When we think of telescopes we conjure up familiar images of old sea dogs scanning the horizon or astronomers in hilltop observatories gazing at the stars, but what actually ARE telescopes and how do they work?

A telescope is simply an optical instrument that makes distant objects seem nearer. It does this by using a lens or mirror to gather the light reflected by those distant objects and bring it to a focus. A second lens is then used to magnify the focused light and this magnified image is what our eye sees; We see the close-up image.

There are two main types of telescope: Refractors and reflectors.

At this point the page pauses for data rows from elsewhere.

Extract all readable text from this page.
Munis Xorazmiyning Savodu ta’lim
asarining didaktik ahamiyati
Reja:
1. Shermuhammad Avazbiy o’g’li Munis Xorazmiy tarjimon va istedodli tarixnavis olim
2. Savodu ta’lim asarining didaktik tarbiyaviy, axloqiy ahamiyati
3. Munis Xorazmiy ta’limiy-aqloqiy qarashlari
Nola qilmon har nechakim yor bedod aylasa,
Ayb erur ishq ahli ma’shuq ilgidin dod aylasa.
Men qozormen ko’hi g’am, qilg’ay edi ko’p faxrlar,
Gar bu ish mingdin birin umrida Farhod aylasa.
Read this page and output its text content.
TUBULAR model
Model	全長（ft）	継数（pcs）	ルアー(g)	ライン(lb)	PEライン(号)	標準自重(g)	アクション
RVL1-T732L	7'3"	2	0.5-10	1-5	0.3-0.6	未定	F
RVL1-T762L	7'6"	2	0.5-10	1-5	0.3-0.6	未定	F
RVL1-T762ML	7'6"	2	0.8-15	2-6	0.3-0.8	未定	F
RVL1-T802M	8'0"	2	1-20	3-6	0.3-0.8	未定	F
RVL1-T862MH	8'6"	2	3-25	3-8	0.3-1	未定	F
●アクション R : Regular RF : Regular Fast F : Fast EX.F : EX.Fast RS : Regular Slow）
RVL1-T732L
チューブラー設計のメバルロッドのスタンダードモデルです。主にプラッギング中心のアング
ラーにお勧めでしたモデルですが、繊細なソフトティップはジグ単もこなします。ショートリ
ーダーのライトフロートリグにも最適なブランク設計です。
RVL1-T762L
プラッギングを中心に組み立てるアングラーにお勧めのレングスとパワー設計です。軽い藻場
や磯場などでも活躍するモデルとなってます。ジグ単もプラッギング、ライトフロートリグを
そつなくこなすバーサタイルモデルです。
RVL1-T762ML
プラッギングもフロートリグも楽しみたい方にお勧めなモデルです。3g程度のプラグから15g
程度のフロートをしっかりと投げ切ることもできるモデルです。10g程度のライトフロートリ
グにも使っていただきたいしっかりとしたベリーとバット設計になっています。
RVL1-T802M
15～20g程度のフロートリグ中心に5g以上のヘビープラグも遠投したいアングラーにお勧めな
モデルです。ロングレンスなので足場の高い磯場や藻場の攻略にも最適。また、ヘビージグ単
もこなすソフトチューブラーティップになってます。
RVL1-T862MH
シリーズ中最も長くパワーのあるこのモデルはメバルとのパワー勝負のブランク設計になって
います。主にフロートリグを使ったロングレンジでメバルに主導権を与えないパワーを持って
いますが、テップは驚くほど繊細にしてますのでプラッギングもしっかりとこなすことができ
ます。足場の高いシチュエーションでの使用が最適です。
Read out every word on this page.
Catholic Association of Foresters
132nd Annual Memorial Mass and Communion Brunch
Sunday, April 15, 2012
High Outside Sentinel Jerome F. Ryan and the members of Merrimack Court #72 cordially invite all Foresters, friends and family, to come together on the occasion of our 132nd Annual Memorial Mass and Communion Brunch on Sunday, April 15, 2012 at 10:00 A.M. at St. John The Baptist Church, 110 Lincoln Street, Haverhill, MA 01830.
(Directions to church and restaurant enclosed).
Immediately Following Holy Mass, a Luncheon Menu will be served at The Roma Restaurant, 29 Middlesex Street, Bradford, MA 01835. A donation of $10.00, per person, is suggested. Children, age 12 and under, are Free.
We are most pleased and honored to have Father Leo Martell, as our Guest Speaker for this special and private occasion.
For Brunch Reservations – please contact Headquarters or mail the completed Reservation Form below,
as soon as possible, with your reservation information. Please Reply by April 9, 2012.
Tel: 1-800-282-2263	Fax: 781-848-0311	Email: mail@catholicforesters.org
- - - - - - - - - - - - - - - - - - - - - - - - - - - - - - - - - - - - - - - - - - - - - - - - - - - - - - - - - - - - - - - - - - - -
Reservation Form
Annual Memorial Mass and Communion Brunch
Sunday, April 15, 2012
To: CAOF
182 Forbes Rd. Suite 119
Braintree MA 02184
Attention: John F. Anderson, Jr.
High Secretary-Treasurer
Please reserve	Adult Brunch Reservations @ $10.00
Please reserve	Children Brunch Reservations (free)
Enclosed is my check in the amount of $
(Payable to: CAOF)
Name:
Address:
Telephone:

The refracting telescope was the first to be invented and is still the more familiar type. A simple refractor consists of a tube with a large convex (thicker in the middle) lens – called the objective lens – at one end, and a smaller magnifying lens – called the eyepiece – at the other. The objective lens collects the light reflected by a distant object and focuses this light to form an ‘image’ inside the tube. This image is then magnified by the eyepiece. The distance between the eyepiece and the objective lens can be varied (or focused) to achieve a sharp image. If only two lenses are used the image will appear upside down to the viewer, so additional lenses called ‘erecting’ lenses are usually added to the tube to ensure the image is upright.

A disadvantage of refracting telescopes is that the lenses are susceptible to light distortions and aberrations. This distortion problem led to the development of the second main type of telescope: The reflector.

In a reflecting telescope the light enters the tube and hits a large concave mirror situated at the far end. This mirror collects the light and reflects it back onto a smaller flat mirror situated further up the tube nearer the entry which in turn reflects the light 90 degrees towards a magnifying eyepiece on the side of the tube.

Reflector telescopes are less problematical than refractors because they are less susceptible to light distortion. Nowadays most large telescopes are reflectors.

The first practical reflecting telescope was constructed in the late 17th century by Sir Isaac Newton and that is why they are often called Newtonian reflectors.